Sosoknya dikenal sangat konsisten, berani, dan tanpa kompromi saat memimpin perlawanan suporter ketika klub kebanggaan mereka, Persebaya Surabaya, dihantam dualisme hingga pembekuan sepihak oleh federasi.
"Dia berjuang karena kecintaannya kepada Persebaya dan keyakinannya bahwa kebenaran harus diperjuangkan saat terjadi dualisme," kenang Cak Cong dengan nada emosional.
Rekam jejak Andie Peci mencatat dirinya sebagai tokoh sentral yang berada di garis depan mengawal boikot dan aksi massa, hingga akhirnya status keanggotaan Persebaya resmi dipulihkan oleh PSSI dan bisa kembali merumput di kasta tertinggi Liga Indonesia pada awal musim 2017 silam.
Di mata rekan sejawat, Andie Peci adalah diplomat tribunals yang ulung. Ia diberkahi kemampuan luar biasa dalam membangun komunikasi politik, bernegosiasi dengan petinggi pemangku kebijakan, serta mampu menggerakkan ratusan ribu massa suporter secara terorganisir.

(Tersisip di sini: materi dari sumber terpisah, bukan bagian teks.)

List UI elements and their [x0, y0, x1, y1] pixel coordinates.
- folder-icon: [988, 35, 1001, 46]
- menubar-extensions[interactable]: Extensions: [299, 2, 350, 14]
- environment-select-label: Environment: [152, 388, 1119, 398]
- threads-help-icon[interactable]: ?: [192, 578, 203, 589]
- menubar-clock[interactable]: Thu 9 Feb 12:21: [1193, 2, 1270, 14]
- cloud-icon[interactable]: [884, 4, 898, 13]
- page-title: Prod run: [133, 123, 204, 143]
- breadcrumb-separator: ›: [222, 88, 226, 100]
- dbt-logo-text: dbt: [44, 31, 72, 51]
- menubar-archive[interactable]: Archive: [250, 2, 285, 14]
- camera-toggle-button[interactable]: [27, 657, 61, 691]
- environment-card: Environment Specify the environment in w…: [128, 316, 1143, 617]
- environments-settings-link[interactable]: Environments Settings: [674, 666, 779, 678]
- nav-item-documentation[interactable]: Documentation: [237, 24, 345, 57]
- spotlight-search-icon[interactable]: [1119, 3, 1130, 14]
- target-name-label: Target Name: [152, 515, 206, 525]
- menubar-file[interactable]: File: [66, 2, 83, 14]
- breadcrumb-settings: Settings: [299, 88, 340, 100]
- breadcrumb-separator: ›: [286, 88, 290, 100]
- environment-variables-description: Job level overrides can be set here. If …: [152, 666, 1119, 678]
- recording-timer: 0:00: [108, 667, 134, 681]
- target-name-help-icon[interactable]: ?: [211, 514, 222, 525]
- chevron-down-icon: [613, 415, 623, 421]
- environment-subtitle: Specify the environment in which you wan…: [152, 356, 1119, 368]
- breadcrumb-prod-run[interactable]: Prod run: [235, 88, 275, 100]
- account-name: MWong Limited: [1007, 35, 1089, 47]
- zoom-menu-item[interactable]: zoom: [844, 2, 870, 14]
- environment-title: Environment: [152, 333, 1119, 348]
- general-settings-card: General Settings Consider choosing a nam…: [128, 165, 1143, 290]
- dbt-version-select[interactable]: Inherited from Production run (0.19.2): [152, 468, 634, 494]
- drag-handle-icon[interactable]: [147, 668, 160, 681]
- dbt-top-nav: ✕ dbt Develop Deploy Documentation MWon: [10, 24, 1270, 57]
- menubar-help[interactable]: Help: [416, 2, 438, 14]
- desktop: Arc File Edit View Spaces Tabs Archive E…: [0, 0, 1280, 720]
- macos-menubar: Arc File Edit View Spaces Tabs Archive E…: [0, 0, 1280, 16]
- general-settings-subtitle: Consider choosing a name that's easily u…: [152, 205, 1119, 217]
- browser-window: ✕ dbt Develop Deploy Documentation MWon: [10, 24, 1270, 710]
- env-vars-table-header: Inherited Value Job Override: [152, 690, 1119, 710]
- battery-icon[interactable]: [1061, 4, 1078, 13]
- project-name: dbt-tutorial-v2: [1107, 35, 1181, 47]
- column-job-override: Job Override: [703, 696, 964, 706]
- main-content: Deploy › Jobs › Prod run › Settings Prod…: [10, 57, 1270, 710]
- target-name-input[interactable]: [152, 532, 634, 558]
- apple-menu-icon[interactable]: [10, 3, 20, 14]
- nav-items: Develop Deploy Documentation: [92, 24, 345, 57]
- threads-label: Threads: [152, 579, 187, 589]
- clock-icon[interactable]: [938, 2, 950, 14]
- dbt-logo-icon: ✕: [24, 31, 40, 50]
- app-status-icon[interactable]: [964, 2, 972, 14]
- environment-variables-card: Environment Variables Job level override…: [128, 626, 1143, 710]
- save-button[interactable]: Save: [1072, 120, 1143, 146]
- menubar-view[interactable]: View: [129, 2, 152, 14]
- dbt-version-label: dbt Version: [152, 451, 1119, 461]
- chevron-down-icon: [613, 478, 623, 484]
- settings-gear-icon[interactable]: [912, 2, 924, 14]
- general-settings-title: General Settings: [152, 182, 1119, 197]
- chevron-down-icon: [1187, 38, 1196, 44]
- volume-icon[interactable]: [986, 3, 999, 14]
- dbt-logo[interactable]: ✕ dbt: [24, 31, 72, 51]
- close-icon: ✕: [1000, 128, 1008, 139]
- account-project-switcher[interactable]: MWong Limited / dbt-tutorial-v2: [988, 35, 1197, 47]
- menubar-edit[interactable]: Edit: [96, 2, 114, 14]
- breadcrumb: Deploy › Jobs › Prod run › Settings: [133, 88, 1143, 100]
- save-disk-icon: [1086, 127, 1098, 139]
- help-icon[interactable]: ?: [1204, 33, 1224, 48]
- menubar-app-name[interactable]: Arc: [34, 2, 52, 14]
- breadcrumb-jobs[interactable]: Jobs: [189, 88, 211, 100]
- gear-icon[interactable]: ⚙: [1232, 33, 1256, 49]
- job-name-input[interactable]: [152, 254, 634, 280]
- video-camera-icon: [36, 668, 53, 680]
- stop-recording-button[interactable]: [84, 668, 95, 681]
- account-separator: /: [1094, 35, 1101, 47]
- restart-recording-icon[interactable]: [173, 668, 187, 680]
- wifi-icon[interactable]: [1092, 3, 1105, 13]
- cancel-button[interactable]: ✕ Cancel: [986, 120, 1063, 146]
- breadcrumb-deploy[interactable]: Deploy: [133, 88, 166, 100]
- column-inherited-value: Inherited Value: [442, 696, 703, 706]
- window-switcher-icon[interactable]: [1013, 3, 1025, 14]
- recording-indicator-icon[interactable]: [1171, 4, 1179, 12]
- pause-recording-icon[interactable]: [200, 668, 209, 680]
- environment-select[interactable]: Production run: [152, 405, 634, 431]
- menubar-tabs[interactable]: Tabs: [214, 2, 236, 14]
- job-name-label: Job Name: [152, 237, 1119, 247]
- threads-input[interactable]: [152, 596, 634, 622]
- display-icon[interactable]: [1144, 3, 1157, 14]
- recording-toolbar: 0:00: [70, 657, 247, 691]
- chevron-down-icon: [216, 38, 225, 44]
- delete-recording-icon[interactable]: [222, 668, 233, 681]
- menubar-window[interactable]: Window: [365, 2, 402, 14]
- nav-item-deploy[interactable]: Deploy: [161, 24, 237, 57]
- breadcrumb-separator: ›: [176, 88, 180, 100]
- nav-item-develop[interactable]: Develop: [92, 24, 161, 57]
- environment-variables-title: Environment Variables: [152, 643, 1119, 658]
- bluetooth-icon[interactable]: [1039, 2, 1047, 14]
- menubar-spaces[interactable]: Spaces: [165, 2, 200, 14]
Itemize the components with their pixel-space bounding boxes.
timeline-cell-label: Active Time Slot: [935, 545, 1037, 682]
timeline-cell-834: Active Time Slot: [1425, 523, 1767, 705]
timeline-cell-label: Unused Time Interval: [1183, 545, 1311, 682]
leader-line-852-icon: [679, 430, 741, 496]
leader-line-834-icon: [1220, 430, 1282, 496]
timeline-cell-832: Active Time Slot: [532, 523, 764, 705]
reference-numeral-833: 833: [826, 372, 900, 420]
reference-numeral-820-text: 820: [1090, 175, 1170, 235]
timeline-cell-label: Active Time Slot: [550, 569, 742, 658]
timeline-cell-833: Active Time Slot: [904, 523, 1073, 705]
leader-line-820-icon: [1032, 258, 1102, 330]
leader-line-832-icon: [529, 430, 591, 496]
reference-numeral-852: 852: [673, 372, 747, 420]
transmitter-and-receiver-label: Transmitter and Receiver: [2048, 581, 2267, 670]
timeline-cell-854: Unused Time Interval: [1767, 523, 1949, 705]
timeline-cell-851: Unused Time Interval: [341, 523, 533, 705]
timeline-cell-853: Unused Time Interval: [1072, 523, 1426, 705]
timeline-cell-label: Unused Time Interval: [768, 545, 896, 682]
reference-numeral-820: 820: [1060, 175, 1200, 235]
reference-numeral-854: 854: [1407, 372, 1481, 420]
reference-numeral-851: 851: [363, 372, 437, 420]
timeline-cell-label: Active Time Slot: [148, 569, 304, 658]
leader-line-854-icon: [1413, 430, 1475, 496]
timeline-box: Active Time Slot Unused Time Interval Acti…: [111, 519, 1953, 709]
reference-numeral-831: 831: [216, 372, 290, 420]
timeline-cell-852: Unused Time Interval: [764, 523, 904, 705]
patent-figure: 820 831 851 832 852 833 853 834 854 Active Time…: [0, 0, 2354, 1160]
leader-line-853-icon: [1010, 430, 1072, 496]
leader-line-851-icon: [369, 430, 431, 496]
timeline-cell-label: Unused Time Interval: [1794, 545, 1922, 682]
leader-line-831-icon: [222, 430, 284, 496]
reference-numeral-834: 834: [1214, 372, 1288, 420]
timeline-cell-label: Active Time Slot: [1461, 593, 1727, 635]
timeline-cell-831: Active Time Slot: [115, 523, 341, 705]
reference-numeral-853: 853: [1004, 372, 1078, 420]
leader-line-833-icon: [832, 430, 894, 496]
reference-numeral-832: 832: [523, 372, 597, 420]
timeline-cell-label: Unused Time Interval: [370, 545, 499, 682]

Di luar lapangan, pria kelahiran Madiun ini dikenal sebagai sosok yang sangat rendah hati (humble), humoris, dan merangkul semua golongan.
Namun sayang, takdir berkata lain sebelum impian terbesarnya terwujud. "Hal yang belum sempat terwujud adalah melihat Persebaya menjadi juara di kompetisi kasta tertinggi Indonesia," tambah Cak Cong.
Panglima Buruh Jatim
Sisi lain yang tak kalah mentereng, Andie Peci bukan sekadar pahlawan di atas tribun stadion.
Ia adalah seorang ideolog dan aktivis buruh militan yang menjabat sebagai Sekretaris Jenderal (Sekjen) Kongres Aliansi Serikat Buruh Indonesia (KASBI).
Almarhum dikenal getol memimpin aksi-aksi demonstrasi buruh di Jawa Timur dan maju paling depan dalam mengadvokasi hak-hak kaum pekerja yang tertindas. Di wadah KASBI, ia dihormati sebagai organisator ulung yang konsisten.
Sinergi pemikirannya sebagai aktivis buruh juga berhasil ia tularkan ke dunia suporter.
Andie Peci menjadi pelopor yang sukses mengikis coretan stigma negatif dan premanisme Bonek di masa lalu melalui gerakan melek pendidikan, aksi solidaritas kemanusiaan, serta advokasi sosial.
Berdasarkan informasi pihak keluarga, jenazah tokoh pergerakan ini rencananya bakal langsung dipulangkan dan dimakamkan di tempat kelahiran, Desa Manisrejo, Kota Madiun, Jawa Timur.
Selamat jalan, Andie Peci. Perjuanganmu abadi!